Bij de start van play-off 1 staat AA Gent vóór kampioen Anderlecht en op amper twee punten van leider Club Brugge. Bovendien klopte het in de slotfase van de reguliere competitie beide titelfavorieten met overtuiging. Hein Vanhaezebrouck kwam op de redactie van Sport/Voetbalmagazine zijn verdienstelijk werk bij de Buffalo’s toelichten.
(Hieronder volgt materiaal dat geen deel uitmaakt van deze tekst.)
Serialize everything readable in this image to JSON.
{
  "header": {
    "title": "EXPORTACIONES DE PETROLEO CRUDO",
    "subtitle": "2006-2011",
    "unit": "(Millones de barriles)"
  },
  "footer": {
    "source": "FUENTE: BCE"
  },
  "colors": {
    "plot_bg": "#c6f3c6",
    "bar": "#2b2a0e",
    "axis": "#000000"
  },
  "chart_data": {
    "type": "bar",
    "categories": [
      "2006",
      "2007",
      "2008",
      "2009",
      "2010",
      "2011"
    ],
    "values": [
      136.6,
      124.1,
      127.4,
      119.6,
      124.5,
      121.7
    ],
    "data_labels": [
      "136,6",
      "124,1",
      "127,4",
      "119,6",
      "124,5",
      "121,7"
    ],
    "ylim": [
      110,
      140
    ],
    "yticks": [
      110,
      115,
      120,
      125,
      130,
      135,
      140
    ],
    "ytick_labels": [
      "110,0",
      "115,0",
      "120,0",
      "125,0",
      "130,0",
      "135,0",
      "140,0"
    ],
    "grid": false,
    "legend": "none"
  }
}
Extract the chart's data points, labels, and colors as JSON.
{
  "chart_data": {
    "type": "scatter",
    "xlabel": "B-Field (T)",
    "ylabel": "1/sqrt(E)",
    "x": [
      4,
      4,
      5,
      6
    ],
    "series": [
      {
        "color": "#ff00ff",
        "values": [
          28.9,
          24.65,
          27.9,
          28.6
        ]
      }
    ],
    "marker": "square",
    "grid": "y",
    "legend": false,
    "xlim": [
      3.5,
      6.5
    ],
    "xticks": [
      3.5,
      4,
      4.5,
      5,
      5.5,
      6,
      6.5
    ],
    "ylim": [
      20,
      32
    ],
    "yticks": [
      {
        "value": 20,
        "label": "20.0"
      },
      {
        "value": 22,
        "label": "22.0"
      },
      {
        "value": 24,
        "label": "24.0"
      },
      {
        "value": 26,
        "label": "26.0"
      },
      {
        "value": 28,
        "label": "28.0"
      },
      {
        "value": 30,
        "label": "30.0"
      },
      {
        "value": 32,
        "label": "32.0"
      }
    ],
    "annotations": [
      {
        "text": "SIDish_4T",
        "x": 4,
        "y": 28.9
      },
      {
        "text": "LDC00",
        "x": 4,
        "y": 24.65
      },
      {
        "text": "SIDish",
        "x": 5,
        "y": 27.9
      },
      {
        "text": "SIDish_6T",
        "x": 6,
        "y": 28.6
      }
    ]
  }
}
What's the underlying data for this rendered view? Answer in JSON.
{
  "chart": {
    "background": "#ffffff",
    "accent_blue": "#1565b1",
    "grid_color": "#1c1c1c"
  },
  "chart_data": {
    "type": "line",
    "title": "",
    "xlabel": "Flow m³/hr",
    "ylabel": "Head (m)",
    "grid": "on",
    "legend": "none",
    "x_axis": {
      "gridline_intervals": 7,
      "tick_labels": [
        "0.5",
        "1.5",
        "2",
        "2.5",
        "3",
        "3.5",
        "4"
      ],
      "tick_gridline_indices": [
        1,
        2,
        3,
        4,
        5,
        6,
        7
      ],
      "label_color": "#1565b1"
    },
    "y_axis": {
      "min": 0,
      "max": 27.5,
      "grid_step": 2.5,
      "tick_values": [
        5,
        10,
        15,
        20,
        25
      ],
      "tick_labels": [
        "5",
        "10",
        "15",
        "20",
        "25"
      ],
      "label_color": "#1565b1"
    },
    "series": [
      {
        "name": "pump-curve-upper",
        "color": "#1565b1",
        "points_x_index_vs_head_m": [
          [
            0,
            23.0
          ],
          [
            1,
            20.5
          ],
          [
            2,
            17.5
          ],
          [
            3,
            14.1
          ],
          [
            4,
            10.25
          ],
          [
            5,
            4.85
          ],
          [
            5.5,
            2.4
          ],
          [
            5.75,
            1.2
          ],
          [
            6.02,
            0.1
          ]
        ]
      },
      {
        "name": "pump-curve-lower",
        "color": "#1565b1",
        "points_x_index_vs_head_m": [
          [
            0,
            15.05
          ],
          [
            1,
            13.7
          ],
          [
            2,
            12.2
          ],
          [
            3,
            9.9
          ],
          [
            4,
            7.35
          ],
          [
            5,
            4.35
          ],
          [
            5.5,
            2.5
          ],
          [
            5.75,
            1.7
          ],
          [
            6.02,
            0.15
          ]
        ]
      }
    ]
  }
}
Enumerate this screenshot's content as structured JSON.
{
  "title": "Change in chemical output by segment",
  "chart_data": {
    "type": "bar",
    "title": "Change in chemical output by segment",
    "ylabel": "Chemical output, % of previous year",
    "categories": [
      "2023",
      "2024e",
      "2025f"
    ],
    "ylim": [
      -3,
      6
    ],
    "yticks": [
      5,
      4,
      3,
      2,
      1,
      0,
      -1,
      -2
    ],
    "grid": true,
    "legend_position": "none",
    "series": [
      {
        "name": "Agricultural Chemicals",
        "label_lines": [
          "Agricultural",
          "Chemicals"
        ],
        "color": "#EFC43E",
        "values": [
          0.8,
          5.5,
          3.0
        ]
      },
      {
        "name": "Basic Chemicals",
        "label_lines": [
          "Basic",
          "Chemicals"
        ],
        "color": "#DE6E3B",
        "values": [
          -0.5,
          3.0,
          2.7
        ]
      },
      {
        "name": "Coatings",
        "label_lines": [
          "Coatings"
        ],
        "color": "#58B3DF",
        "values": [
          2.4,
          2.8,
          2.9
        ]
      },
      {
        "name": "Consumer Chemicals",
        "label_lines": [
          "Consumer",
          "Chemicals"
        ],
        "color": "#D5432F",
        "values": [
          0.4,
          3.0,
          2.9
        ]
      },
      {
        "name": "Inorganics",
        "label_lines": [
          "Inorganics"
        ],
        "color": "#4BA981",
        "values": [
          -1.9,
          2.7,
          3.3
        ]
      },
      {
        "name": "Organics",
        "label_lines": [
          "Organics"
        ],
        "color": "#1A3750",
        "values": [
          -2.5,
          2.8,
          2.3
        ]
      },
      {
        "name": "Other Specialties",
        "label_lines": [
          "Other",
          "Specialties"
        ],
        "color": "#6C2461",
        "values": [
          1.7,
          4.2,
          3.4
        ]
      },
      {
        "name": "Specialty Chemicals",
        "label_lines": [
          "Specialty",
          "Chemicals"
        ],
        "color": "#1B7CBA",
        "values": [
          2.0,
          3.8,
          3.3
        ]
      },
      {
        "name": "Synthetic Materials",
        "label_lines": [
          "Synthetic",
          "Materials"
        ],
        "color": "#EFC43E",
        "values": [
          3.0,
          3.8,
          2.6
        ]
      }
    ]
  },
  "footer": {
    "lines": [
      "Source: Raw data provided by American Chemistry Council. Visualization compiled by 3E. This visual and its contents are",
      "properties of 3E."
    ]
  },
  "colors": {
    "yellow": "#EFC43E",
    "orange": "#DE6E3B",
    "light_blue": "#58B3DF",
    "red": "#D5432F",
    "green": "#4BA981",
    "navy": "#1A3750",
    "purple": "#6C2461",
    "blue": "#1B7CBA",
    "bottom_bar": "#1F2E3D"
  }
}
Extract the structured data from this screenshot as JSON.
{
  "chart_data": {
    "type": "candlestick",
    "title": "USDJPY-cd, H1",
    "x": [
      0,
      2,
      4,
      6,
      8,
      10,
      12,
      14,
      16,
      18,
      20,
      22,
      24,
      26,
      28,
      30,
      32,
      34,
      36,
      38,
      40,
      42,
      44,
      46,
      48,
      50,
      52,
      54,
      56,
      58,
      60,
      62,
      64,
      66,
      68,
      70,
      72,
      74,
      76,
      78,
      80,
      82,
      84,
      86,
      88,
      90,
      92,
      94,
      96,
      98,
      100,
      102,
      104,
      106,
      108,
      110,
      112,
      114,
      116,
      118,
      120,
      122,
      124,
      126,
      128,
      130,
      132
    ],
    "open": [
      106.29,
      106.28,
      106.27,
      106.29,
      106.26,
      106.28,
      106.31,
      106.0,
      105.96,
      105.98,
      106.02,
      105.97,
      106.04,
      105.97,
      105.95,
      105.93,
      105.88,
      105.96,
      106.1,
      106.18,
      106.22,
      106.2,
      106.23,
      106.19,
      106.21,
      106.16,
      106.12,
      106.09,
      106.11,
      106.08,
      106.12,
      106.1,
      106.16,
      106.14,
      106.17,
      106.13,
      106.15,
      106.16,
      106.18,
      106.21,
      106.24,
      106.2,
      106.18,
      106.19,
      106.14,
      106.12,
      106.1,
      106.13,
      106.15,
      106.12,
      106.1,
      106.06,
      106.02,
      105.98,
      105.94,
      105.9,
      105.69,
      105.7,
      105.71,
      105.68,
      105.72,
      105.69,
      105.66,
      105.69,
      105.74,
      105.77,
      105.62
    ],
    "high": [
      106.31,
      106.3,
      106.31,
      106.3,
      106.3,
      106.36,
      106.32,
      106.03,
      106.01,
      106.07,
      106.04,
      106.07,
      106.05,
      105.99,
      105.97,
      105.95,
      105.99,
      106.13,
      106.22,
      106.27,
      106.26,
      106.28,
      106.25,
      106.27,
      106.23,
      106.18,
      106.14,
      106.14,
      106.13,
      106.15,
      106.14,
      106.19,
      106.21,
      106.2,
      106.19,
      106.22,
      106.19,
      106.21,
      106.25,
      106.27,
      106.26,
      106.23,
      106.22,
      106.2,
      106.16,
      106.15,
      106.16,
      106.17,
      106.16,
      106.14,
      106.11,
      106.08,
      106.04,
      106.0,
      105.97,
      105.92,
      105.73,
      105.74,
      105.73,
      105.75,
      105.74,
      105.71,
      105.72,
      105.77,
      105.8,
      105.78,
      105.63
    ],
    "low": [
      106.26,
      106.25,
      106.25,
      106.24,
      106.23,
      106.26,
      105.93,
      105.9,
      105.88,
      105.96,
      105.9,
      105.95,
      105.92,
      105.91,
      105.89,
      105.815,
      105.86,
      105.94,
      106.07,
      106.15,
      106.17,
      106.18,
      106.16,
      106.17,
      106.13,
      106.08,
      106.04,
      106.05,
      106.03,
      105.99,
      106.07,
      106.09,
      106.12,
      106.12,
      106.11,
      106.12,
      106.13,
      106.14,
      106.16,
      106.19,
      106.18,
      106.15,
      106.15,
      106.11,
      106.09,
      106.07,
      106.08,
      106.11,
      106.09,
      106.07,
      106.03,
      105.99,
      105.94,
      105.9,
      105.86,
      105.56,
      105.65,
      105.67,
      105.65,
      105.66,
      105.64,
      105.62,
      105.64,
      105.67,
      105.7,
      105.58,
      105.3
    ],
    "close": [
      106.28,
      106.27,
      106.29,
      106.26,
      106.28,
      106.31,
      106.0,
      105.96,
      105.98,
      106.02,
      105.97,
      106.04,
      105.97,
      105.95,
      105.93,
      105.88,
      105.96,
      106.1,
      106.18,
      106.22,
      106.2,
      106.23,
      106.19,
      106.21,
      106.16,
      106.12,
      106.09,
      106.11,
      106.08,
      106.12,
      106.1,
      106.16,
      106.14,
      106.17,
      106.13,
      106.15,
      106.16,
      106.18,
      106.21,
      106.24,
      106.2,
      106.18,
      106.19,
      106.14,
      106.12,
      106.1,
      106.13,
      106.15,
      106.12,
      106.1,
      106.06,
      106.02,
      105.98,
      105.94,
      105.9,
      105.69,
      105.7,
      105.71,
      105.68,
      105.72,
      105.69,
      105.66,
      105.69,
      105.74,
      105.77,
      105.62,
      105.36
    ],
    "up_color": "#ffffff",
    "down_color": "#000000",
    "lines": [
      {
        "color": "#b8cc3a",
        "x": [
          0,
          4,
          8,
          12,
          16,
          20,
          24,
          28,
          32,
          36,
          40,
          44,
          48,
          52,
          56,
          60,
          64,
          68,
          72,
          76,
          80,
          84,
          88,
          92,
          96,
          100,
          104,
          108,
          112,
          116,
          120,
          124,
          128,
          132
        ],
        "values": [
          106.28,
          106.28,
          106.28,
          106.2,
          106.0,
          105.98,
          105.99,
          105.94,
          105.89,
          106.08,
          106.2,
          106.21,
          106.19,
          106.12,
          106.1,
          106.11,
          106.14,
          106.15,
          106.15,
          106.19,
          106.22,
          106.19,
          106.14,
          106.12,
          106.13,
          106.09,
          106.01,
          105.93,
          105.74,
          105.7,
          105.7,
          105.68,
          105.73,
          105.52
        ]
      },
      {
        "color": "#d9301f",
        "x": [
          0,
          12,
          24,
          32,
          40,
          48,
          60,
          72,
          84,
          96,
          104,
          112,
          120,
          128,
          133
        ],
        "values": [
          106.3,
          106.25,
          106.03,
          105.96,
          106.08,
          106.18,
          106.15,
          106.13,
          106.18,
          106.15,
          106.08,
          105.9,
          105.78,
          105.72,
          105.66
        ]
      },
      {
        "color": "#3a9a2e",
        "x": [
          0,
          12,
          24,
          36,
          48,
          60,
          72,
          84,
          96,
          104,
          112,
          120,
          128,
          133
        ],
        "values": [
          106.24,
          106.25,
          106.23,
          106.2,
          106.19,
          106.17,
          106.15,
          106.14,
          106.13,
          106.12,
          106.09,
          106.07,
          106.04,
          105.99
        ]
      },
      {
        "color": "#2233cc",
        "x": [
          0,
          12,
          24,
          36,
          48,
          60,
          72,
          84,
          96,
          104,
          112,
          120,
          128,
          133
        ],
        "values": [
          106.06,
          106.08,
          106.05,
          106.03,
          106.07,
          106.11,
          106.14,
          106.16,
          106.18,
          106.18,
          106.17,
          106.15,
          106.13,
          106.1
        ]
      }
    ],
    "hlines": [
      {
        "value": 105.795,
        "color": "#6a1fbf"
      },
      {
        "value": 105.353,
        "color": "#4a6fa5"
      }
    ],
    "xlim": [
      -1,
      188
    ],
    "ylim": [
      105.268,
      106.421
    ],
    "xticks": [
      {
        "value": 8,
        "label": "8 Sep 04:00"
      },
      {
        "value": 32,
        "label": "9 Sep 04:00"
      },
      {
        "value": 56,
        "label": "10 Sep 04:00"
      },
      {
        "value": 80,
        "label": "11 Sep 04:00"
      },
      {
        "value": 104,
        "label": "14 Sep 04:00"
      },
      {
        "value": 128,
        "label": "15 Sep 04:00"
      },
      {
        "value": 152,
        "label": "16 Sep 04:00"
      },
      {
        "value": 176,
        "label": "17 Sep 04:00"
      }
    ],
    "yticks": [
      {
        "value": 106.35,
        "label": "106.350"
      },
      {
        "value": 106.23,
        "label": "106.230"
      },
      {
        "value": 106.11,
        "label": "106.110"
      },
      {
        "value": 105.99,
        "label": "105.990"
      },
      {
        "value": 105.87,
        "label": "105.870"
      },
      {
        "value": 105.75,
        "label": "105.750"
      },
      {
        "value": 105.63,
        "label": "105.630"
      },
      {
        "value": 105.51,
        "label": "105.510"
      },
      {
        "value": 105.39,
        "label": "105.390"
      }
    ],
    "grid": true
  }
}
Op het einde, na de lunch en het vraaggesprek, gaat hij op de foto met het keukenpersoneel. Een van hen is een Anderlechtsupporter, een andere blijkt een Beerschotfan te zijn. “Ha, Beerschot, die zullen kampioen spelen”, lacht Hein Vanhaezebrouck. “Maar Anderlecht, dat is nog niet zeker.” Twee uur eerder, bij het begin van het interview, noemde hij het fenomenaal dat AA Gent niet alleen met evenveel punten maar zelfs met een beter doelsaldo dan de landskampioen van 2014 de reguliere competitie kon afsluiten. Tenslotte eindigden de Buffalo’s de voorbije twee jaar een keer als elfde en een keer als zevende. Toch was hijzelf tijdens de winterstop frontaal ingegaan tegen de teneur in de media dat de titelstrijd zich zou beperken tot een onderonsje tussen Anderlecht en Club Brugge. “Dat was puur gebaseerd op gevoel en op basis van de matchen die zij speelden”, verklaart hij. “Onze prioriteit was play-off 1 halen. Dat werd geregeld herhaald, dat play-off 1 níét halen geen optie was. We kenden dus ook wel onze momenten van druk. Ons verhaal tot Nieuwjaar was: goed tot heel goed spel, maar te weinig efficiëntie; te moeilijk doelpunten maken en er te gemakkelijk incasseren. De komst van Moses Simon bracht extra finesse, zuiverheid en doeltreffendheid voorin en ook achterin zijn we secuurder geworden. Intussen schakelen we ook al heel makkelijk op verschillende tactische varianten over, omdat spelers beginnen mee te denken en de details almaar beter oppikken.”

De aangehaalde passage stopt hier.